Innovative approaches to urban development in Hoyerswerda
Huxmann received the award for her series of lectures on urban development in Hoyerswerda, which she conducted with landscape architecture students at TUD. The lecture series involved an on-site project in Hoyerswerda, a -Summer School, and a Fall School. The class aimed to generate innovative and sustainable approaches to urban development in Hoyerswerda and to identify opportunities arising from structural change in the region. Part of this involved redesigning former school grounds at the planetarium in Hoyerswerda's Neustadt district. The students examined a residential complex from the socialist era and its transformation through demolition measures, demographic trends, climate-appropriate plant selection, and rainwater management.
From close supervision to self-organized project development
They worked on real-world issues across different phases, switching from close supervision to self-organized project development. The students chose their topics in small groups and were responsible for determining the course of the project themselves. In weekly sessions or weeks of intensive study, students not only determined the content and agenda, but also reflected on their learning progress in feedback rounds. The results from the Fall School are currently on display at the Zuse-Computer-Museum in Hoyerswerda.
Winners of the Saxon Teaching Award 2025 with Minister of Science Sebastian Gemkow
The jury was impressed by the event's educational approach, which spanned theory, research, and practical application in a real-world setting, incorporating reflective learning grounded in specialist subject knowledge.
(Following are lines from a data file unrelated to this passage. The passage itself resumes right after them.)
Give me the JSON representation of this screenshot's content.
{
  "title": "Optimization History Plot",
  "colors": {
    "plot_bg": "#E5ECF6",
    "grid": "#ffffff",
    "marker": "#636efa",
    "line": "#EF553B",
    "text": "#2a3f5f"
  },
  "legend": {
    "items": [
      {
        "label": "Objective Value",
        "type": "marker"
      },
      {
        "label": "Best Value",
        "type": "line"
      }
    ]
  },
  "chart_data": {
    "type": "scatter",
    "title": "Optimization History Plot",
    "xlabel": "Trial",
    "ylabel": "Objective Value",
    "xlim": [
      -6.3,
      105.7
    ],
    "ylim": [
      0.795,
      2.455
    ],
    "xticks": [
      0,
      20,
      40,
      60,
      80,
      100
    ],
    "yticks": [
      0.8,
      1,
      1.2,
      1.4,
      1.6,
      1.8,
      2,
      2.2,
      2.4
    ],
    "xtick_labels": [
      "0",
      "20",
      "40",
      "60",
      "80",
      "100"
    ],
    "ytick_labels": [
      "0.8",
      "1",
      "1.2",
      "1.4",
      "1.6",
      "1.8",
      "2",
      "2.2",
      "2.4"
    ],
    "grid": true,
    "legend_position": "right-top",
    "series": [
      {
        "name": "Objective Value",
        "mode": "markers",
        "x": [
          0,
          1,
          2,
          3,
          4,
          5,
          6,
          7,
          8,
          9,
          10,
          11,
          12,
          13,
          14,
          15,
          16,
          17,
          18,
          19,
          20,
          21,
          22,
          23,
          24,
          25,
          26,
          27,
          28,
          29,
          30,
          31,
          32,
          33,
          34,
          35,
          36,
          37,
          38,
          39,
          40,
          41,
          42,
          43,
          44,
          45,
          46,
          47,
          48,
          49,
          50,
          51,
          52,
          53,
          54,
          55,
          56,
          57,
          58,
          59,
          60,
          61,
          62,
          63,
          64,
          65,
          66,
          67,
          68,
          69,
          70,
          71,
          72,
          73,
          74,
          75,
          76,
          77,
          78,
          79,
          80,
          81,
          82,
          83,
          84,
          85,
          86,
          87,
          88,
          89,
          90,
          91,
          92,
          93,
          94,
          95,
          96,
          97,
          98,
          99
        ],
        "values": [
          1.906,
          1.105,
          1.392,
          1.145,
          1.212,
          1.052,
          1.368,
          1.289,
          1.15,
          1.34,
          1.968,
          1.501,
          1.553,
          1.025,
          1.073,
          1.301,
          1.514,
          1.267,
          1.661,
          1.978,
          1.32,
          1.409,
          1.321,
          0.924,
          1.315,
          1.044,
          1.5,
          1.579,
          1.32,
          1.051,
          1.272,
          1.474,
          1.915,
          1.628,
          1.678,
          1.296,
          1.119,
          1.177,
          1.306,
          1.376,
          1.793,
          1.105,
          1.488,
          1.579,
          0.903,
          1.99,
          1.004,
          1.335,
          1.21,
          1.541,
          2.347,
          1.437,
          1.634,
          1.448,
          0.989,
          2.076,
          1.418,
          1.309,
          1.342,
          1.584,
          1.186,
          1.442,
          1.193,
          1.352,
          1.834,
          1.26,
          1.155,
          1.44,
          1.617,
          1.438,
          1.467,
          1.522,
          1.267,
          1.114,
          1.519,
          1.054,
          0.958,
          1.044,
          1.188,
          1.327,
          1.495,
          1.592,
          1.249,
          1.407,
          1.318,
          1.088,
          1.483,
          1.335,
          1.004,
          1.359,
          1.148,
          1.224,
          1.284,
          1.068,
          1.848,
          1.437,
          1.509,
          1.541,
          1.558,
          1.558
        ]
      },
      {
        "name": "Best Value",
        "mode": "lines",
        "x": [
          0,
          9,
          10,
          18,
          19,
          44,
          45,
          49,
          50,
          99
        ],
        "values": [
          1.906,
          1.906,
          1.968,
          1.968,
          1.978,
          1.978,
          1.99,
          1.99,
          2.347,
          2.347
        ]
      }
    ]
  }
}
By combining opportunities for students to make decisions, learn with their peers, and receive personalized mentoring, the jury stated that professor Huxmann created an adaptive, self-directed learning environment, promoting subject-specific and methodological skills in an ideal fashion.
Junior Professor Nora Huxmann describes her approach to teaching as follows: "It's important to me that teaching and learning take place on an equal footing. I have tremendous respect for what students can contribute, and I have learned something new in every class I have taught so far.”
Professor Niels Modler, Vice-Rector Academic Affairs Across the Life Course, TUD: “We are delighted that our colleague Ms. Huxmann has received this award. It shows that innovative teaching can be the starting point for projects that bring about positive change in society. At TU Dresden, we strive to provide our lecturers with the best possible foundations and support for this.”
Saxony’s Minister of Science Sebastian Gemkow congratulated the award winners on October 24, 2025 in an event at Chemnitz University of Technology. "Excellent teaching thrives on creativity, passion, and the belief that learning is always a personal encounter. It creates spaces where each individual can develop to their full potential. Our award winners have lived up to this standard in the most outstanding ways. They respond to students' strengths and needs with great sensitivity, have developed concepts that open up new approaches to learning, and leverage the potential of digital tools to create flexible, transparent, and individualized learning processes. In this way, they show what contemporary university teaching could look like.”
About Junior Professor Nora Huxmann
Nora Huxmann has been Junior Professor in Planting Design in landscape architecture at TU Dresden since 2023. In addition to the use of location-appropriate plants, her research focuses on livable, climate-change-resilient cities as well as the unique impact of green spaces on health. She explores these issues in both urban and rural environments, within the context of structural change, and increasing urbanization. For her New City Concepts project in Hoyerswerda, Huxmann was already awarded the Teaching Prize by the Association of Friends and Sponsors of TU Dresden.
About the Saxony Teaching Award
Since 2014, the Saxony Teaching Award has been conferred biennially by the Saxony State Ministry of Science, Culture, and Tourism Each of the categories – universities, universities of applied sciences, music and art colleges, the Duale Hochschule Sachsen in Saxony, and teacher training – is endowed with a prize of EUR 5,000.